CPP 4: Bioinspired Functional Materials I

CPP 4.1: Hauptvortrag

Montag, 20. März 2017, 10:15–10:45, ZEU 114

Membrane nanotube formation in giant vesicles — •Rumiana Dimova — Max Planck Institute of Colloids and Interfaces, Science Park Golm, 14424 Potsdam, Germany

Nanotubes are ubiquitous in cells.

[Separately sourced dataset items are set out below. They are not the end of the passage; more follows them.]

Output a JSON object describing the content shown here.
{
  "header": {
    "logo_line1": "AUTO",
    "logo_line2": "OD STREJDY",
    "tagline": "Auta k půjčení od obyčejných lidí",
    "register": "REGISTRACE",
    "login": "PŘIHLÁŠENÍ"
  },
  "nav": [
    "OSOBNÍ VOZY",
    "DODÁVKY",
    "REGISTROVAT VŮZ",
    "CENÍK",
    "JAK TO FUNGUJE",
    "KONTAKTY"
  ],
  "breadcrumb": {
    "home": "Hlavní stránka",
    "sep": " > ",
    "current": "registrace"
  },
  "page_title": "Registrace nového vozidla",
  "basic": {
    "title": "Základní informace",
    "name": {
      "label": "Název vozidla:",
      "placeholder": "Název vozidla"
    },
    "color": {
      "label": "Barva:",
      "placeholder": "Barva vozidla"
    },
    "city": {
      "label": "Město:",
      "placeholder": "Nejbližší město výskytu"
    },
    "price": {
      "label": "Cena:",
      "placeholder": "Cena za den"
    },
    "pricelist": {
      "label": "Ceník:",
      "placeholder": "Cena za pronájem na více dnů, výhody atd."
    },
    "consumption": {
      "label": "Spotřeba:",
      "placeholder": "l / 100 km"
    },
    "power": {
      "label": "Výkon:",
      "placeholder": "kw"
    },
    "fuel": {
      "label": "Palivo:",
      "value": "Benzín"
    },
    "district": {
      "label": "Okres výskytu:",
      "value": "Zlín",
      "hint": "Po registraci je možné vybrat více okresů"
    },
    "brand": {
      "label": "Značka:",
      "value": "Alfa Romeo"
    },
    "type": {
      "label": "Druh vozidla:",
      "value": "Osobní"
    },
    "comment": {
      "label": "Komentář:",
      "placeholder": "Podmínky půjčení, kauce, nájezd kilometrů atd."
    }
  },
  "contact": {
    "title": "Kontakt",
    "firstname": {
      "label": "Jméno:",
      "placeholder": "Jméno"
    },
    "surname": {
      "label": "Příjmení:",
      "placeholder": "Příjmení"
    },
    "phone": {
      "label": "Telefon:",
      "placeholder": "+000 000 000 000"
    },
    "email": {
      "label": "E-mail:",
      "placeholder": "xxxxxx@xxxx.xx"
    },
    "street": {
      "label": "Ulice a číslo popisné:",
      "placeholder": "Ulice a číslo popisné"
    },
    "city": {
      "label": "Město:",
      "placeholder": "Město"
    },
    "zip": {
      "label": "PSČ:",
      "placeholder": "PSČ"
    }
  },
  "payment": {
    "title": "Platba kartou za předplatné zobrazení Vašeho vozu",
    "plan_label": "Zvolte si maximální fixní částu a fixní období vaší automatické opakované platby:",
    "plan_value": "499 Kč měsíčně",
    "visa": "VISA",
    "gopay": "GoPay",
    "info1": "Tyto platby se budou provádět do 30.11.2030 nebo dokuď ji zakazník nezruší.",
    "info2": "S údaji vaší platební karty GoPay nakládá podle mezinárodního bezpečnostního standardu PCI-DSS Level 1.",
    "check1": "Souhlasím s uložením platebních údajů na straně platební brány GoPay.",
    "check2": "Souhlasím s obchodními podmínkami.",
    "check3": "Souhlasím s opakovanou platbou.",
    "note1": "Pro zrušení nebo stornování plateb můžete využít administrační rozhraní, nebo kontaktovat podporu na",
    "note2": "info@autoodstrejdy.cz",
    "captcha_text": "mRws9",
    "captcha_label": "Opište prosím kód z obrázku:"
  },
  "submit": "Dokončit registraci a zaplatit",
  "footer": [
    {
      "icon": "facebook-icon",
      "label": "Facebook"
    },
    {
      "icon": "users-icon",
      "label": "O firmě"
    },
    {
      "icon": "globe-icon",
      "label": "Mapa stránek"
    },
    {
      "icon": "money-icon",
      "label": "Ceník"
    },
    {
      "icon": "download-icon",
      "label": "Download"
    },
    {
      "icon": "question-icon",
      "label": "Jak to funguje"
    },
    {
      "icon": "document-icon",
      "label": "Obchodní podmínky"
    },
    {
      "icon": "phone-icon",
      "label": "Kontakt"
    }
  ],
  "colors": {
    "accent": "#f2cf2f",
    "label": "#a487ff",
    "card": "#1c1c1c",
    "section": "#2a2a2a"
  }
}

Examples for tubular structures are provided not only by organelles such as the Golgi body and the endoplasmic reticulum but also by intercellular connections between different cells. Their geometry and large area-to-volume ratio make them an excellent natural tool for membrane storage, sorting and transport. Such nanotubes can also be formed from synthetic lipid bilayers. Here, we discuss two systems based on giant vesicles, within which lipid nanotubes are generated and stabilized by spontaneous curvature. In the first case, we employ membranes doped with the ganglioside GM1 (Biophys. J. 111:1935, 2016). Upon dilution, the vesicle membrane exhibits asymmetric composition set by the different surface GM1 coverage on the two membrane leaflets. Employing vesicle micromanipulation and electroporation, we could assess the GM1 asymmetry and the associated spontaneous curvature. In the second system, the two leaflets of the bilayer have the same composition, but the solutions in contact with the inner and outer leaflet differ in the concentration of polyethylene glycol (PEG). We show that the spontaneous curvature is now generated by weak adsorption of PEG onto the membranes (ACS Nano 10:463, 2016). The tube shapes, cylindrical or necklace-like, and their diameters can be varied by the membrane composition and bending rigidity. We demonstrate this variation by employing membranes in the liquid-ordered and liquid-disordered phase state.